C.    Koenzim Dapat dianggap Sebagai Subtrat Sekunder
               Untuk dua laasan penting, akan sering kali membantu untuk menganggap koenzim sebagai substrat sekunder. Alasan pertama, perubahan kimia di dalam koenzim terjadi sempurna mengimbangi perubahan kimia yang berlangsung di dalam substrat. Sebagai contoh, dalam reaksi oksideruduksi, kalau satu molekul substrat dioksidasi, satu molekul koenzim akan direduksi.

        Alasan kedua untuk memberi koenzim penghargaan yang sama yaitu bahwa aspek reaksi ini mungkin mempunyai makna fisiologik fundamental yang lebih besar. Sebagai contoh, tugas penting kmampuan otot yang bekerja secara anaerob untuk mengubah piruvat menjadi laktat tidak terletak pada piruvat ataupun laktat. Reaksi tersebut semata-mata bertujuan mengoksidasi koenzin NADH yang tereduksi menjadi NAD+. Tanpa NAD+ glikolisis tidak sanggup berlanjut dan sintesis ATP Anaerob (dan dengan demikian, kegiatan kerjannya) akan terhenti. Di bawah keadaan anaerob, reduksi piruvat menjadi laktat menghasilkan oksidasi ulang NADH dan memunkinkan sintesis ATP. Reaksi lain sanggup melaksanakan funsi ini sama baiknya. Sebagai teladan pada basil atau ragi yang tumbuh secara anaerob, metabolit yang berasal dari piruvat bertindak secara oksidan bagi NADH dan mereka sendiri berada dalam keadaan tereduksi.
   OH                                                                              O

 



   CH                  O                                                         C                     O
                 
H3C       C                                                          H3C                C        


           I-Laktat                                                                       Piruvat


                        NAD+                              NADH + H+              
Gambar : NAD+  bekerja sebagai kosubstrat dalam reaksi laktat hidrogenase.
Tabel . Mekanisme bagi regenerasi Anaerob NAD+

Oksidan
Produk Tereduksi
Bentuk Kehidupan
Piruvat
Asetaldehid
Dihidroksiasoton fosfat
Fruktosa

Laktat
Etanol
a-Gliserofosfat
Matinol
Otot, basil laktat, ragi (yeast) Eschrichia coli basil heterolaktat

D.    Mekanisme Kerja Enzim
            Enzim sanggup bekerja dengan beberapa cara, yang kesemuaannya menurunkan ΔG Menurunkan energi aktivasi dengan membuat suatu lingkungan yang mana keadaan transisi terstabilisasi (contohnya mengubah bentuk substrat menjadi konformasi keadaan transisi ketika ia terikat dengan enzim.
Ø    Menurunkan energi keadaan transisi tanpa mengubah bentuk substrat dengan membuat lingkungan yang mempunyai distribusi muatan yang berlawanan dengan keadaan transisi.

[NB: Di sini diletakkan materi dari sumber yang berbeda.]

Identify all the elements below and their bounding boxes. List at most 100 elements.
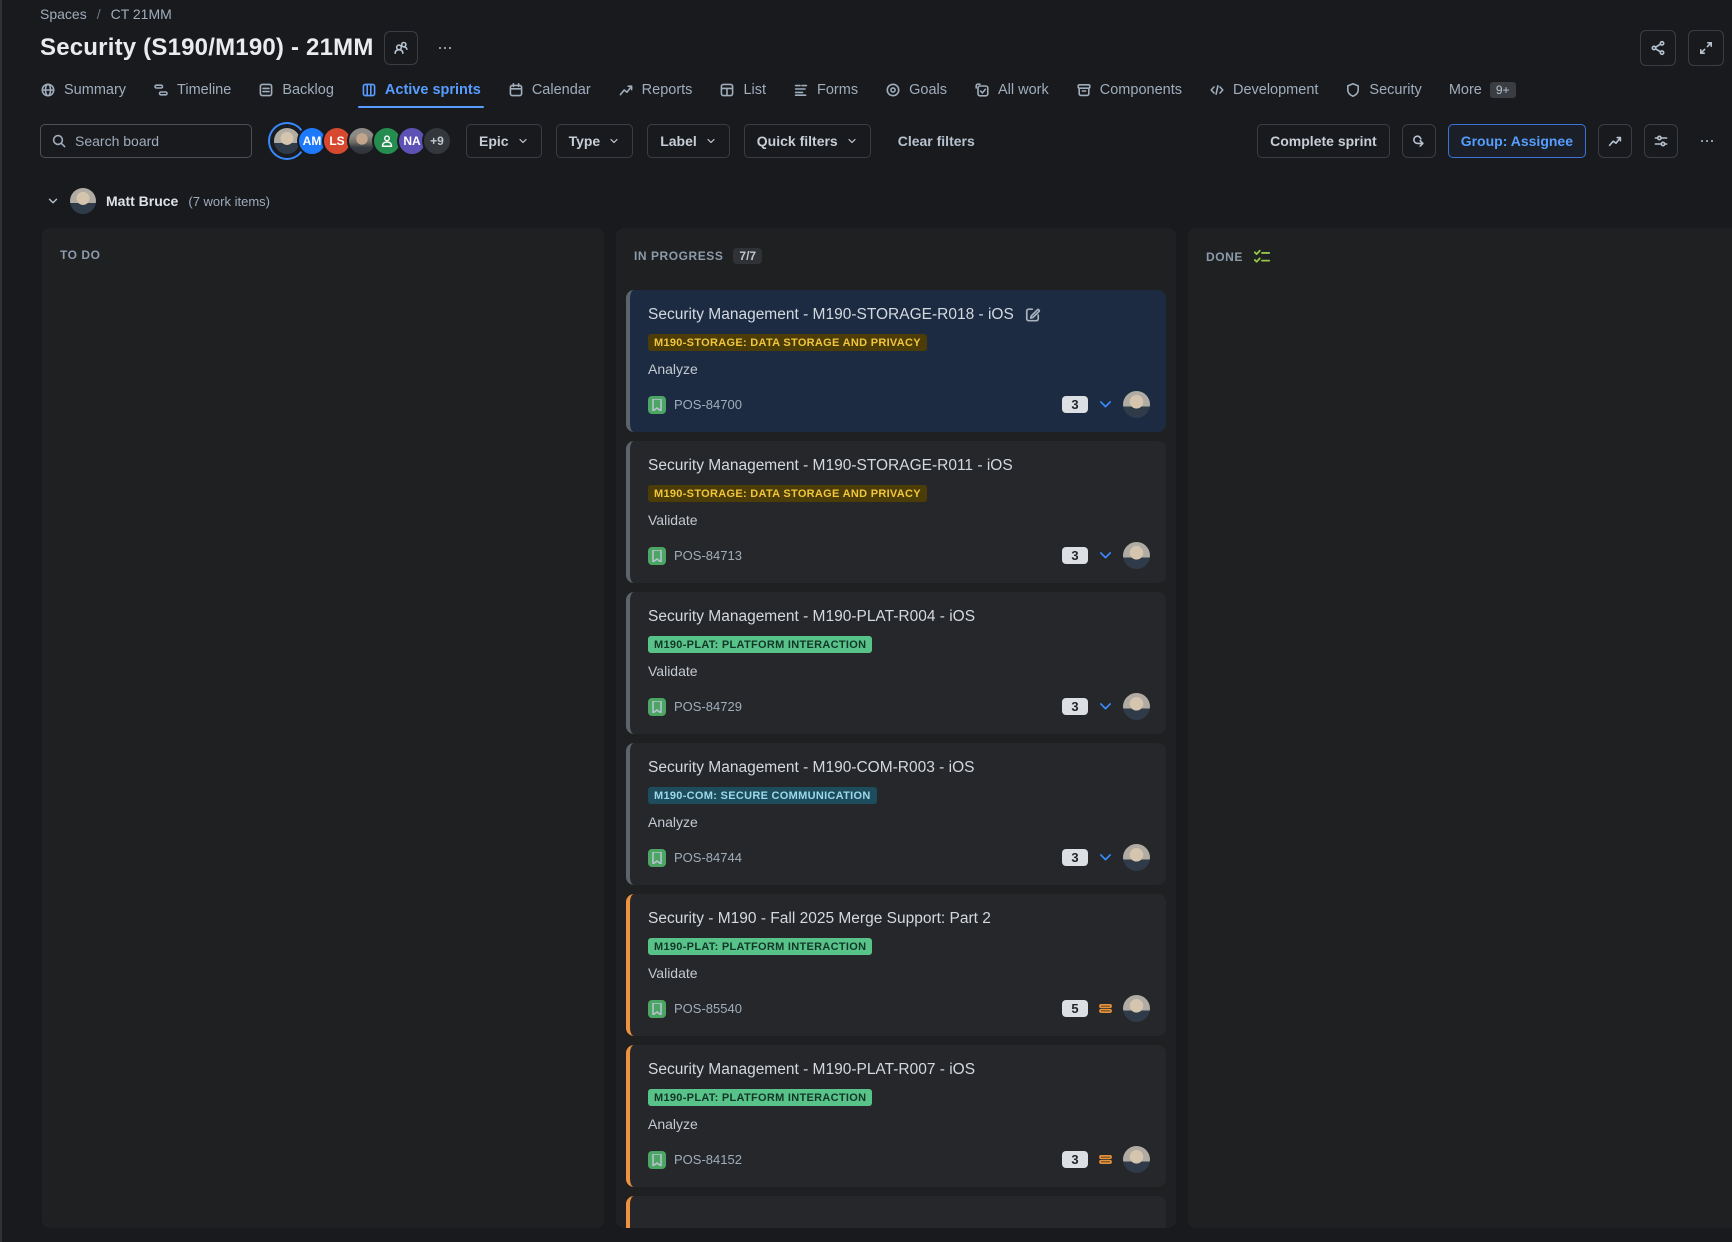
quick-filters-dropdown[interactable]: Quick filters [744, 124, 871, 158]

Ø    Menyediakan lintasan reaksi alternatif. Contohnya bereaksi dengan substrat sementara waktu untuk membentuk kompleks Enzim-Substrat antara.


Ø    Menurunkan perubahan entropi reaksi dengan menggiring substrat bersama pada orientasi yang sempurna untuk bereaksi. Menariknya, pengaruh entropi ini melibatkan destabilisasi keadaan dasar, dan kontribusinya terhadap katalis relatif kecil.



E.     Cara Kerja Enzim
            Bekerjanya enzim ada yang di dalam sel (endoenzim) dan diluar sel (ektoenzim). Contoh ektoenzim: amilase dan maltase. Umumnya enzim bekerja mengkatalis reaksi satu arah, meskipun demikian ada juga yang mengkatalis reaksi dua arah (bolak-balik). Contoh: lipase mengkatalis pembentukan dan penguraian lemak lipase.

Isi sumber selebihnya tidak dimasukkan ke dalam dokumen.